Why The Compass

We are not opinion-driven. We are evidence-driven.

Most parenting media optimizes for engagement. We optimize for what is probably true, what's contested, and what's noise. Every recommendation in The Compass carries one of four evidence tiers — surfaced visibly, never tucked away.

01 · The six studies

What we lean on, and why.

Six decades of longitudinal evidence converge on a remarkably small list of factors that predict adult outcomes. These six studies do most of the heavy lifting.

1938 – present

Harvard Study of Adult Development

The quality of close relationships at age 50 predicts physical health at age 80 better than cholesterol does. The childhood factor most strongly associated with relationship quality in adulthood is having had at least one warm, responsive caregiver.

Vaillant, Waldinger, et al.
1972 – present

Dunedin Multidisciplinary Health & Development Study

Self-control at age 3 predicts adult health, wealth, criminal record, and substance abuse better than IQ or family socioeconomic status. Self-control is malleable and built through co-regulation.

Moffitt, Caspi, et al.
1975 – ongoing

Minnesota Longitudinal Study of Risk and Adaptation

Attachment security at 12 months predicted social competence in preschool, peer relationships in middle childhood, romantic functioning in adolescence, and emotional regulation in adulthood.

Sroufe, Egeland, Carlson
1998 – ongoing

Adverse Childhood Experiences (ACE) Study

Dose-response relationship between childhood adversity and adult disease, mental illness, substance abuse. A single stable, responsive adult relationship buffers high ACE scores.

Felitti, Anda, et al.
1962 – ongoing

Perry Preschool & Abecedarian Projects

High-quality early childhood education for disadvantaged children produces lifelong gains: more years of schooling, higher earnings, lower crime, better health. Benefit-cost ratios estimated at 7 – 12×.

Heckman analyses
2015 – ongoing

Adolescent Brain Cognitive Development (ABCD) Study

11,800+ children from age 9–10 followed into adulthood. The largest current dataset on how digital media, sleep, family functioning, and substance exposure affect adolescent brain development.

NIH consortium
02 · Evidence tiers

Four levels — surfaced visibly.

No claim in The Compass appears without one of these tiers. The tier tells you how confident the field is, not how confident we are.

Strong

Multiple high-quality RCTs, large meta-analyses, or longitudinal cohorts with convergent findings. AAP / WHO / CDC consensus.
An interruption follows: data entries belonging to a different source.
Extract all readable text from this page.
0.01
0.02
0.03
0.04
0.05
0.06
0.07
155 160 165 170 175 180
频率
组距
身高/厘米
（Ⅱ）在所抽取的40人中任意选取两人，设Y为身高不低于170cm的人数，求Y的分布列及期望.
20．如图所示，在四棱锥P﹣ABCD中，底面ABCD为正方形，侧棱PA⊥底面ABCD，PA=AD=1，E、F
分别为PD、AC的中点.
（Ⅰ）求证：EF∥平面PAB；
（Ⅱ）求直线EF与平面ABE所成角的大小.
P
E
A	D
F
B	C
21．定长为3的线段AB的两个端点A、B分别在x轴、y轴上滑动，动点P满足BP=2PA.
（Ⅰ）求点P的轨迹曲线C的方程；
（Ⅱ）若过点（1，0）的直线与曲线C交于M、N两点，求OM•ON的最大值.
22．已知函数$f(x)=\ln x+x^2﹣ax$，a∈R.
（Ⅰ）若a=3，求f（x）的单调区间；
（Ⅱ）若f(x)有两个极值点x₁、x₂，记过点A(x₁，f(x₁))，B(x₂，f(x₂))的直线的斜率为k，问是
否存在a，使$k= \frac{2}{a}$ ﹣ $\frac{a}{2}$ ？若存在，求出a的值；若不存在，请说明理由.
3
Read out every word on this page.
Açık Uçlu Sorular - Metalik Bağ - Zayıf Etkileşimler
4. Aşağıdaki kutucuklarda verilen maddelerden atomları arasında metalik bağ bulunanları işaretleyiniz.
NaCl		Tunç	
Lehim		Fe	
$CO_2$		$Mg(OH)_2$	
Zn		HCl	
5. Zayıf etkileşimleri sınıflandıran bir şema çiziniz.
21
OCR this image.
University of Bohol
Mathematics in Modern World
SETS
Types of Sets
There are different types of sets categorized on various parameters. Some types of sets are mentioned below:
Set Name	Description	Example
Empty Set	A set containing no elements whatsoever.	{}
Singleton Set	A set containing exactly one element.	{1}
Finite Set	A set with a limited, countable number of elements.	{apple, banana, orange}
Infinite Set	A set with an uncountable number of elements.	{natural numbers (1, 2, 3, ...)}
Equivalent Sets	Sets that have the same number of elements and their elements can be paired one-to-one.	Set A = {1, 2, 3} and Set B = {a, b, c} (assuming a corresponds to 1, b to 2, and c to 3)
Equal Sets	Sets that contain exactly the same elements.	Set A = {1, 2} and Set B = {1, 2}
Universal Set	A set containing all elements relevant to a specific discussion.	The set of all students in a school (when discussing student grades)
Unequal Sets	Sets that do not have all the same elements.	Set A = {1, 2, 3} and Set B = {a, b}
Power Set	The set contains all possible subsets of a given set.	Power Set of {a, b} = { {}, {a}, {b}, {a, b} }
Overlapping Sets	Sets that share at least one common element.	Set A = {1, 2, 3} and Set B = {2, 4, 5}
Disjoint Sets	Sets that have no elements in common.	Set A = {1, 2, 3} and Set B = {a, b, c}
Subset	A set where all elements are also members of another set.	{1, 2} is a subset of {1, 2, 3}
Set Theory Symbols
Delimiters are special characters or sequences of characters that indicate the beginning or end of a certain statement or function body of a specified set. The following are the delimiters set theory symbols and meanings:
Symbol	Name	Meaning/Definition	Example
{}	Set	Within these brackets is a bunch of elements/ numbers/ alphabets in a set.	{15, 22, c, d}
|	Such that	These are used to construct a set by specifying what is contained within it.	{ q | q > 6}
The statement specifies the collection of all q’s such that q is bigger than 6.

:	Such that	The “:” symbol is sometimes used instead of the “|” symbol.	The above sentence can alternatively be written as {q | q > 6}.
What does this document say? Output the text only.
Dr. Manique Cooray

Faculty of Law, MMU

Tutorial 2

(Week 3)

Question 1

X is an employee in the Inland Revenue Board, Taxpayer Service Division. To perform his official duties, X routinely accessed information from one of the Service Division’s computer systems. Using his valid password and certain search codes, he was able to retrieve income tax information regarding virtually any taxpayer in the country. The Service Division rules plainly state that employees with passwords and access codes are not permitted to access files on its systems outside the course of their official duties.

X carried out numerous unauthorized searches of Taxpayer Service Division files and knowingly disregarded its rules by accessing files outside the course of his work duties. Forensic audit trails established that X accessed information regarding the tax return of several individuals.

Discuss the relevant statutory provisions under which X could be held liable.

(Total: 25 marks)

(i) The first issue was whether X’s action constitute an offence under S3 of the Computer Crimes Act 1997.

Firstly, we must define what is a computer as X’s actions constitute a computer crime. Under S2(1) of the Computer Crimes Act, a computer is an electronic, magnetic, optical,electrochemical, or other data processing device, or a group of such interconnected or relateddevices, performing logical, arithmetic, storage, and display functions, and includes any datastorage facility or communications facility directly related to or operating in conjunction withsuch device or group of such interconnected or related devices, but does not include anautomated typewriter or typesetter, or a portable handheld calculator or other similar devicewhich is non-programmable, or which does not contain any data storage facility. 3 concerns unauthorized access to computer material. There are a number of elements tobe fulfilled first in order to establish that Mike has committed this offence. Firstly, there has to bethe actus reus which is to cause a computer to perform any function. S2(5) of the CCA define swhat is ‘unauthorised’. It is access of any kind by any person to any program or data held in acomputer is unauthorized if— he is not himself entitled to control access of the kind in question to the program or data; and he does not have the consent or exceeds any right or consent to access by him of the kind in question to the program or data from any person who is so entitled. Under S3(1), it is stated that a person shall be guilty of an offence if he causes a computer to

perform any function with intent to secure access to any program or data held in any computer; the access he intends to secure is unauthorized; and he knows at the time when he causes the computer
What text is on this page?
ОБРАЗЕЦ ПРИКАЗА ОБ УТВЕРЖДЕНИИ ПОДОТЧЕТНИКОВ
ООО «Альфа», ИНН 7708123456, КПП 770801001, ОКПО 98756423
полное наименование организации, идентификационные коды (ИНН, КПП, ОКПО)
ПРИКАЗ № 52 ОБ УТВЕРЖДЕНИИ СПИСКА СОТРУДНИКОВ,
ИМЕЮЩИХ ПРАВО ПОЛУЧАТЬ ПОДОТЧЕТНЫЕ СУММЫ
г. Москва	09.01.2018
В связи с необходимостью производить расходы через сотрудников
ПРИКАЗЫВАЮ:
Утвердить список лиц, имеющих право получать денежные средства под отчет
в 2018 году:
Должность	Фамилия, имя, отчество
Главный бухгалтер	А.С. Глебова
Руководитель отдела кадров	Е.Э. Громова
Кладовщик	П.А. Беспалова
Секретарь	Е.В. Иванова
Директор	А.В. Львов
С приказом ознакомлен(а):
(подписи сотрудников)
Examples: Back-to-sleep · vaccination schedule · attachment research · harm of corporal punishment.

Moderate

Some RCTs plus observational support, or strong observational evidence without RCTs.

Examples: Mediterranean diet for child mental health · Montessori for executive function · baby-led weaning.

Emerging

Promising recent research that has not yet been fully replicated or scaled.

Examples: Smartphone delay until 14–16 · specific mindfulness curricula · screen-time impacts on under-2 cognition.

Tradition

Long-standing practice with limited rigorous evidence. Shown honestly so parents can decide.

Examples: Many specific bedtime routine elements · certain cultural feeding norms.

03 · Where we draw lines

We are not your pediatrician.

The Compass is informational, not medical advice. Every red flag in our content prompts a professional consultation. If something feels wrong, call your doctor — that is what they are for.